23 October 2009

Oh Yeah... That's a Good One

Its not everyday (especially over the last 7 months) that I bare my girl parts. It is pretty much never (excluding childbirth) that I've been spread eagle on a table with a perfect stranger "all up in it".

Well, today was the day I bared it all and in return spent an hour getting hot waxed slathered on my bikini region only to have that hot wax covered in fabric and oh so expertly RIPPED OFF by C.J. (who is an arteest by the way). In response to this, oh so delicate, action my body reacted naturally. I screamed and then giggled like a school girl at the sheer horror of what was happening to my most sensitive region. Yes, I said giggled. I think there may be something wrong with my psyche - who giggles as they get tortured? Who? Me - that's who.

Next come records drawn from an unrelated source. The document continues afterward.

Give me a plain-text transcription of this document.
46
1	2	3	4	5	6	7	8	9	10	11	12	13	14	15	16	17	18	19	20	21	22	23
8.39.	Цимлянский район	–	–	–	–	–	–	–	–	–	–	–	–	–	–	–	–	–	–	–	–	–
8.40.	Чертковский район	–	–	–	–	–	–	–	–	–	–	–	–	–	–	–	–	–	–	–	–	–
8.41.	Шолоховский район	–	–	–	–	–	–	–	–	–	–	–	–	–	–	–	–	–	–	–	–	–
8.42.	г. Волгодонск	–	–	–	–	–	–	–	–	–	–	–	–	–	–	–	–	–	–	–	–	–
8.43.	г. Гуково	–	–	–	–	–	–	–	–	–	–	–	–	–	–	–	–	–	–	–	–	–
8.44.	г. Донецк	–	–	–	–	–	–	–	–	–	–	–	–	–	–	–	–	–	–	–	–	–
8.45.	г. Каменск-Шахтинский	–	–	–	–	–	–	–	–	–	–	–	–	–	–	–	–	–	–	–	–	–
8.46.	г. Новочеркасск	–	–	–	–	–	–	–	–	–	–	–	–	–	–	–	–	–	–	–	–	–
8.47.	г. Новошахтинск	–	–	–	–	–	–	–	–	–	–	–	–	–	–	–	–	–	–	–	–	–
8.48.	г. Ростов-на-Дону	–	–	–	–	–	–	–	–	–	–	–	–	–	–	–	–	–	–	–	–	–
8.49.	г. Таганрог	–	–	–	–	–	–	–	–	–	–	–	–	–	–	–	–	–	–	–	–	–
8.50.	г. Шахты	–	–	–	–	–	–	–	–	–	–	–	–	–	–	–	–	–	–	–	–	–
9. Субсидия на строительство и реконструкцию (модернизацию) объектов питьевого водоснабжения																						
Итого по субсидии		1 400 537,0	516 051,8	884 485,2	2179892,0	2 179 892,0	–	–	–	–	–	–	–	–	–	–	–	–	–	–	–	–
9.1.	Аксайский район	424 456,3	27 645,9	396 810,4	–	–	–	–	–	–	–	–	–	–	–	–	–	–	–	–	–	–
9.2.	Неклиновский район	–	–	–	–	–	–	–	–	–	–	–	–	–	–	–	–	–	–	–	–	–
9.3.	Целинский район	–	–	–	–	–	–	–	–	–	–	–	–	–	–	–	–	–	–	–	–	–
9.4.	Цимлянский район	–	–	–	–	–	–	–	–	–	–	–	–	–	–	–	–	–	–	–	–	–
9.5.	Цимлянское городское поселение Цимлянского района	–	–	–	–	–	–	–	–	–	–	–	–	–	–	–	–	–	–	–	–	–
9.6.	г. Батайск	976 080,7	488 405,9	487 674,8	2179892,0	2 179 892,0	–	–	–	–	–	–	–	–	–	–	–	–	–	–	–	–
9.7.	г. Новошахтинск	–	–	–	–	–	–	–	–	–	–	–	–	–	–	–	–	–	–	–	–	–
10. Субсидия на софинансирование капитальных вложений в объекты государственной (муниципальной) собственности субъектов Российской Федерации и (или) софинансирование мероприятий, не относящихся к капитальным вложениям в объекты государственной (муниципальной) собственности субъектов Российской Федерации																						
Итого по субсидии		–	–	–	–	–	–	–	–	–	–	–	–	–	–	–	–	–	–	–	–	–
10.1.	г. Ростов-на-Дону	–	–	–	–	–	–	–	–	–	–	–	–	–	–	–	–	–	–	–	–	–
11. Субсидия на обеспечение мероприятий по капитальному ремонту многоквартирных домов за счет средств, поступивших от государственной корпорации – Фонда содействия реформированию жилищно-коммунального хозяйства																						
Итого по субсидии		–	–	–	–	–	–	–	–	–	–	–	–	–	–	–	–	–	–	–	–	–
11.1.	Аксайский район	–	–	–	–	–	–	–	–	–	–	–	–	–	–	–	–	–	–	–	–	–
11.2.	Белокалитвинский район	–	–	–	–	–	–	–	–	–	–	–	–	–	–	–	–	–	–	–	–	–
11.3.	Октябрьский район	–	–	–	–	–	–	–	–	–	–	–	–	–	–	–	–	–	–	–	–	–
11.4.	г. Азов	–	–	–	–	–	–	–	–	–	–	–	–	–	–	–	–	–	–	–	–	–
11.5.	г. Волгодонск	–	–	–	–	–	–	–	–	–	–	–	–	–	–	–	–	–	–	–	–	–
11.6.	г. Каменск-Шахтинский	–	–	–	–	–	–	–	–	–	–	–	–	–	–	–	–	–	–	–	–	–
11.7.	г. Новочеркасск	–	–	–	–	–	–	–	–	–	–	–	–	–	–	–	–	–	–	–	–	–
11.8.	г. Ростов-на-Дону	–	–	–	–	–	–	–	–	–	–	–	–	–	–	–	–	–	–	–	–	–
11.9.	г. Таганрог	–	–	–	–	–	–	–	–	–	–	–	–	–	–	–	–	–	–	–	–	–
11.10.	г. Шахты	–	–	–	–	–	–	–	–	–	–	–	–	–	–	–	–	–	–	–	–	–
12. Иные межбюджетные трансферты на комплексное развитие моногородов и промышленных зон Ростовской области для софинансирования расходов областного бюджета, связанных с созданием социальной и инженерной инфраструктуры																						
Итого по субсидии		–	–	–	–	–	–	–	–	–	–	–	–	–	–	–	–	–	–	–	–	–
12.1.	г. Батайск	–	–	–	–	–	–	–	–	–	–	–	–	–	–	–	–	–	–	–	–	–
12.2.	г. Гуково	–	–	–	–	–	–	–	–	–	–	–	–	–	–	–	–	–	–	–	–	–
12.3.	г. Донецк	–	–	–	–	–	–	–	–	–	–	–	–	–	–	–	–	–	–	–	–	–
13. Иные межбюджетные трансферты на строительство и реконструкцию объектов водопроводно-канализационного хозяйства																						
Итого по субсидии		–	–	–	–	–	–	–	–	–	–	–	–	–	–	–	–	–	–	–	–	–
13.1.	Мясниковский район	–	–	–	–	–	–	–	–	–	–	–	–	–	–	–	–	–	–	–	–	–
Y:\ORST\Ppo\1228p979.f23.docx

C.J. kept things light telling me about the strippers and S&M girls who are her regular customers (this made me giggle even more). She suggested, since this was my first adventure into waxing, that I start with a bikini wax -- but me being the badass that I am said "Nope, do it all". Yeah - somehow "do it all" neglected to translate to my brain that my ass would be involved.

After a while I forgot that she was tearing away at my lady land and was enjoying our conversation - even though it was sometimes interrupted by "Ohh ho ho MY GOD - That's a good one" You know its a good one when little white lights flash behind your eyelids as you spontaneously fold into the fetal position.

I mean really? Am I voluntarily laying on a table, half naked, with wax from front to back - side to side and ever crevice in between. Yep - Really.

All I know is
A: My husband better f$#king appreciate this effort
B: When he is done appreciating it I better be the one saying "Oh yeah -- that's a good one."